Inline-Skaterhockey ist eine Mischung aus Eis- und Rollhockey und wurde in Deutschland in den 1980er-Jahren populär.

Wurde der Sport zunächst nur auf Rollschuhen als Fortbewegungsmittel gespielt, traten die ersten Spieler auf Inlineskates, also Schuhen mit vier hintereinanderliegenden Rollen, Mitte der 1990er-Jahre auf.

Gespielt wird mit traditionellen Eishockeyschlägern und einem orangefarbenen Ball aus Hartkunststoff, der aber leichter ist als der Eishockey-Puck.
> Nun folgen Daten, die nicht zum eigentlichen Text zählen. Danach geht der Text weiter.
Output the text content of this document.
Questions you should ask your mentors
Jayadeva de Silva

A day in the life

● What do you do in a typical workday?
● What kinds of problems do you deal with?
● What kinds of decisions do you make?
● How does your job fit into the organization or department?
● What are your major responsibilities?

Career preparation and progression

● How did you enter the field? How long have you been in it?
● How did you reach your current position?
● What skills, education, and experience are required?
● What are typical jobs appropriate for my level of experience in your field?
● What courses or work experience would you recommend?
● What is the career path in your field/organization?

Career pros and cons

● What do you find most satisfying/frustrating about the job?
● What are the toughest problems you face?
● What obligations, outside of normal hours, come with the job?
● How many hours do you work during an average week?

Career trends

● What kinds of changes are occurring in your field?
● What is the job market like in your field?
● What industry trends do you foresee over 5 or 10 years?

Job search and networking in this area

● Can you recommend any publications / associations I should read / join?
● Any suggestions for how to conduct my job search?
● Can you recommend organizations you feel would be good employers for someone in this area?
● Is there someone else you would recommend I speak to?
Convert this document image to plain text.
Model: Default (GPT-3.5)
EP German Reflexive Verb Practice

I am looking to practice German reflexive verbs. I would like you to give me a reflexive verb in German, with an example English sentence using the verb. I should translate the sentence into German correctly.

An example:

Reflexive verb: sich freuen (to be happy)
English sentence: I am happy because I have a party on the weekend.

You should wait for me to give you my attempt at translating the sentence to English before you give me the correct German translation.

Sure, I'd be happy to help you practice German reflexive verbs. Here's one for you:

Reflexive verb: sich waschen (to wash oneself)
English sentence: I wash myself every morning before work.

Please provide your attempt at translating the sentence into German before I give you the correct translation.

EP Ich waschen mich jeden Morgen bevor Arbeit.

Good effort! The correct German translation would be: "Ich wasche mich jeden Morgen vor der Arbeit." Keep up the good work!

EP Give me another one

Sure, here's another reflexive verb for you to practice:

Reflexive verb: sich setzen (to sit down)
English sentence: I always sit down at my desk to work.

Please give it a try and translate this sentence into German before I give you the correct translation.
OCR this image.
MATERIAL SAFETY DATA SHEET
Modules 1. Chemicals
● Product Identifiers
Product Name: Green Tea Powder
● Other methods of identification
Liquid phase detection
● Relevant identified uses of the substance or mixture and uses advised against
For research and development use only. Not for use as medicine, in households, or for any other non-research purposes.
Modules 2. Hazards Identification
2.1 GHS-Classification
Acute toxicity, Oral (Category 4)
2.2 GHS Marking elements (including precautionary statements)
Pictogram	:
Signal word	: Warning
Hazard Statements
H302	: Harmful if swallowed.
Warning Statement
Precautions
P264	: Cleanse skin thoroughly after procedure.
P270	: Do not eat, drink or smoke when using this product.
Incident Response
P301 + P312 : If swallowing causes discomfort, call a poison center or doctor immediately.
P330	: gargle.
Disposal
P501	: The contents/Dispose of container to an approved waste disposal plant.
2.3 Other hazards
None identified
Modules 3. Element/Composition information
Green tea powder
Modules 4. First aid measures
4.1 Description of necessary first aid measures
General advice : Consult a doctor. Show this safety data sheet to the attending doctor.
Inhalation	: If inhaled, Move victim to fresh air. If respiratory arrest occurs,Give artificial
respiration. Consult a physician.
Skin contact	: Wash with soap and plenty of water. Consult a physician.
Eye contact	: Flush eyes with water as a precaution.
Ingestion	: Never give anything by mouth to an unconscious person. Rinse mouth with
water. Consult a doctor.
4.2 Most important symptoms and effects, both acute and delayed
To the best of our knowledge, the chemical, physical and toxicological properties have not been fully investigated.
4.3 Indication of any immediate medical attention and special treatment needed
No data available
Offizielle Spielstätten sind Dreifachturnhallen mit normalen Flächenschwingböden, abgetaute Eishockey-Anlagen und Anlagen mit Kunststoff-, Beton- und Feinasphaltflächen.

Eine Mannschaft setzt sich aus dem Torhüter und vier Feldspielern – je zwei Verteidiger und Stürmer – zusammen. Es darf wie beim Eishockey fliegend gewechselt werden.

Ein wesentlicher Unterschied zum Hockey auf dem Eis: Es gibt keine Abseits- und Icingregelung.

Bei der am Freitag beginnenden Männer-Europameisterschaft im Inline-Skaterhockey in Kroatien bekommt es André Bruch mit der deutschen Mannschaft in der Vorrundengruppe A mit Großbritannien, den Niederlanden und der Ukraine zu tun. Am Samstag geht es in der Zwischenrunde weiter, ehe am Samstag die K.o.-Runde ansteht. Die deutsche Mannschaft zählt zum Favoritenkreis. Sie geht als Titelverteidiger in das Turnier.